Shropshire Star

Call for explanation over school pollution incident after 800 tonnes of soil are removed

Calls have been made for a council to fully explain a “substantial” pollution incident at one of its high schools.

Gwernyfed High School.

Powys County Council has revealed - following questions by Plaid Cymru group leader Councillor Elwyn Vaughan - that 800 tonnes of soil had to be dug out and taken away from Gwernyfed High School, which is in the village of Three Cocks between Brecon and Hay-on-Wye.

In May last year, kerosene oil was found in the drainage system next to the sports hall at the school.

The leak could have been going on for several years and the cost of dealing with the incident is said to be £140,000.

Councillor Vaughan said: “In view of the importance of environmental matters to this authority, it is imperative that a full report on the situation is presented to councillors especially the education (learning and skills) scrutiny committee to ensure complete transparency and openness.

“Having to move 800 tonnes of soil implies it is substantial pollution and we not only need assurance that none went into the local watercourses but also confirmation of full costs and any other future liability.

“If the tank was removed in 2011, then the pollution must have been ongoing for a number of years and begs the question why nobody noticed years ago.”

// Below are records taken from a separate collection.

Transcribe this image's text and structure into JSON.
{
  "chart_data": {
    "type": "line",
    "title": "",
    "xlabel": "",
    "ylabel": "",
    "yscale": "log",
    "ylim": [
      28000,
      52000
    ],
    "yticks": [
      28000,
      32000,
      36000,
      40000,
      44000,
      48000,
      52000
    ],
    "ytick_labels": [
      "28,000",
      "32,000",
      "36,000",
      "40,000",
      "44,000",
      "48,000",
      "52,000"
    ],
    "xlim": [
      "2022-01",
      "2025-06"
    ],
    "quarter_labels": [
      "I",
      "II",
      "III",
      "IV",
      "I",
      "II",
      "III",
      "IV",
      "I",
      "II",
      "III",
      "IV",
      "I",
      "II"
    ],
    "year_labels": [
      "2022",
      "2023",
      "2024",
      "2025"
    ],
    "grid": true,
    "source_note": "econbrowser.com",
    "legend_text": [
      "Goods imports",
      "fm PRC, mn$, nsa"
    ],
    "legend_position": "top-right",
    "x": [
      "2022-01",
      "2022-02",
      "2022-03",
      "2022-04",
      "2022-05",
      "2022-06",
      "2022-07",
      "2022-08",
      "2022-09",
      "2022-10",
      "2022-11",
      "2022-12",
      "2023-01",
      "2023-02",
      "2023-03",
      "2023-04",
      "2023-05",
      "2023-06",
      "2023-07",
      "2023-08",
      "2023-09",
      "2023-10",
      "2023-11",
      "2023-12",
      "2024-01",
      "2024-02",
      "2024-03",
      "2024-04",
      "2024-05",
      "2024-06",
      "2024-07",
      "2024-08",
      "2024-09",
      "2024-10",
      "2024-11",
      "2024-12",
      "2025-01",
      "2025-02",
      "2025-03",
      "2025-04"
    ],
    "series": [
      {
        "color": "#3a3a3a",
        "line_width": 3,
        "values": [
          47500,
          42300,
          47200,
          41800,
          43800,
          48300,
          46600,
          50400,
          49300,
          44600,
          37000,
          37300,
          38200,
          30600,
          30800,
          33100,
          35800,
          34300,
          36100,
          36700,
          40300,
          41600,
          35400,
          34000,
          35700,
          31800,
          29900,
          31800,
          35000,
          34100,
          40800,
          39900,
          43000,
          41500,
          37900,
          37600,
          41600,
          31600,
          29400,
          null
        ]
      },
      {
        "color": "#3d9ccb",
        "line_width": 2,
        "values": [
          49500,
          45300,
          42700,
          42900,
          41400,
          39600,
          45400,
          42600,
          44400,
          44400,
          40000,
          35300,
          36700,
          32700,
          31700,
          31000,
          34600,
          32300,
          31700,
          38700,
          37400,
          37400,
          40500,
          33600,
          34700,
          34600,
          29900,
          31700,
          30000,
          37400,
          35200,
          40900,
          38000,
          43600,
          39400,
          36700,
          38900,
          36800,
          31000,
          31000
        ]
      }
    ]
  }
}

He added that private polluters would face prosecution by Wales Government environment body Natural Resources Wales and that question needed to be answered.

A Powys County Council spokesman said “In May 2023, kerosene was found in the drainage system next to the sports hall building at Gwernyfed High School.

“The oil had emanated from a decommissioned oil tank next to the sports centre building that had been removed in 2011.

“There has been 800 tons of contaminated material removed from Gwernyfed High School to a specialist and licensed tip.

“This area has been backfilled with stone and is due to be reinstated with topsoil, a new grass surface as well as a new pedestrian access pathway.

“The overall cost of the re-mediation work is approximately £140,000.”

He added that the Welsh Government’s environment body Natural Resources Wales have been informed and “kept updated” with the situation.